Kings Park Stadium. Photo: Marilyn Bernard

Durban - Former KwaZulu-Natal rugby player and successful architect, Graham Downes, who died after an apparent brawl at his US home in San Diego at the weekend, may have his ashes scattered on the rugby fields of Durban High School and King’s Park.

These were among the plans being considered by Downes’s close friends and family, said his brother, Simon Downes, from San Diego yesterday.

“It was on the fields of DHS that he started his rugby career and went on to play 66 games for Natal. Many of his friends say we should consider scattering some of his ashes there, at DHS and the Shark Tank,” Simon said on Monday.

Downes, 56, affectionately known as “Basher” to friends, died on Sunday after succumbing to severe head injuries.

According to US news reports, Downes was taken to hospital for head injuries after getting into a fight with an employee of his architecturual firm at a function on Friday night.

His employee, Higinio Salgado, 31, was arrested.

Simon, a Durban businessman, flew to San Diego on Saturday. He said doctors had decided to turn off the life support machines two hours after he arrived in the US.

“They had done all the tests, brain scans whatever they needed to do, and said there was nothing more that could be done,” he said.

Simon had spoken to people who were at the function who said reports that his brother was in a brawl were not as sensational as made out.

“The best information I have is that there was nothing in it. We have to be careful about what we say because there is a court case going on, but I am told that there was no angst involved. It looked like he took a major trauma to the head after falling,” he said.

Simon described his brother as a larger than life character who built a multimillion-dollar architectural firm, Graham Downes Architecture.

“He came out to America to play rugby and ended up finding a job using his architectural skills. He then started his own firm and at one stage before the global economic collapse, had 25 architects working for him.
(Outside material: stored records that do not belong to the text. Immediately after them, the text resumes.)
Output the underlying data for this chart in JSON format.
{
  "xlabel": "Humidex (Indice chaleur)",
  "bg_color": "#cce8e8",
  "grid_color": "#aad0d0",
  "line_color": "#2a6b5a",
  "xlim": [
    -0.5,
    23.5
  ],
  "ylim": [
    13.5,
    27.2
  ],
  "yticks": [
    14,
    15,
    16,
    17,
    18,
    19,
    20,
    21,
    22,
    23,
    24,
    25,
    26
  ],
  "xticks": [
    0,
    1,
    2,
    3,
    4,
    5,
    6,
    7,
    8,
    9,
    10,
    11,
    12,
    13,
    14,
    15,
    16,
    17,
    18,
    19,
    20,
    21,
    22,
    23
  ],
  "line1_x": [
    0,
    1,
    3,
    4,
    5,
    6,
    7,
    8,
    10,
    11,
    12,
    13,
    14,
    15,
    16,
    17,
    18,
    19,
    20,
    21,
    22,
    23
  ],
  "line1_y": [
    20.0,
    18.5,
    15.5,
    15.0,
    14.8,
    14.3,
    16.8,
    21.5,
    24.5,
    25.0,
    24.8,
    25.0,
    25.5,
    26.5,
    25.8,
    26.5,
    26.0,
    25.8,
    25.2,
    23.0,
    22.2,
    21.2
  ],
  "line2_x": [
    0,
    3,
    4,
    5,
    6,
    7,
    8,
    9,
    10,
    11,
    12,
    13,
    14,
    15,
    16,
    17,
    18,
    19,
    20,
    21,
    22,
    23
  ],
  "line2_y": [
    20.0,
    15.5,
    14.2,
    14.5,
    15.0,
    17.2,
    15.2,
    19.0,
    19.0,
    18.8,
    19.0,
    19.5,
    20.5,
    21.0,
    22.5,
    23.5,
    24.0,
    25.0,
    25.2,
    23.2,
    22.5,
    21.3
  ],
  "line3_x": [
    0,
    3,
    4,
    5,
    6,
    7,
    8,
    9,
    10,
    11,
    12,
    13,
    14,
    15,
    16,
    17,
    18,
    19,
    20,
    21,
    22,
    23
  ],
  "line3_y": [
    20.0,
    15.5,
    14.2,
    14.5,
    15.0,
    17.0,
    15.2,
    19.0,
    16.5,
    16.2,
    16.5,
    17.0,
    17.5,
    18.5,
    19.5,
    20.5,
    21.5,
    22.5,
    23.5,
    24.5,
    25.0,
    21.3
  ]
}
It’s still a huge firm with many clients,” he said.

Downes matriculated from DHS in 1973 and played rugby for Natal.

In 1986 he moved to San Diego and represented the US at the 1987 Rugby World Cup. He later established himself as an architect. His work was featured in American magazines where he was praised for designing some of the best avant-garde buildings on the US East Coast.

“He was a lion of a man. He was a man’s man who loved rugby. He never got married, out of choice. He had numerous friendships and there were some special people in his life and he had a long-standing girlfriend,” Simon said.

Simon said Downes organised a rugby tour every year with his team, the KwaZulu Old Crocs. “It consisted mainly of expat South Africans living in the US, but there were also Australians and New Zealanders. Last year they went to Argentina.”

“It’s his 40th year high school reunion this year and he was looking forward to coming to South Africa and catching up with mates and family. He was looking forward to it immensely,” he said.

Simon said he planned to spend at least two weeks sorting out his brother’s affairs and ensuring that his business remained. He said the outpouring of grief for his brother was overwhelming.

“When I arrived there were about 40 or 50 people at the hospital keeping vigil. When I woke up this morning, I had received 78 e-mails, and another 80 SMSes. That was just the type of person he was. Larger than life.”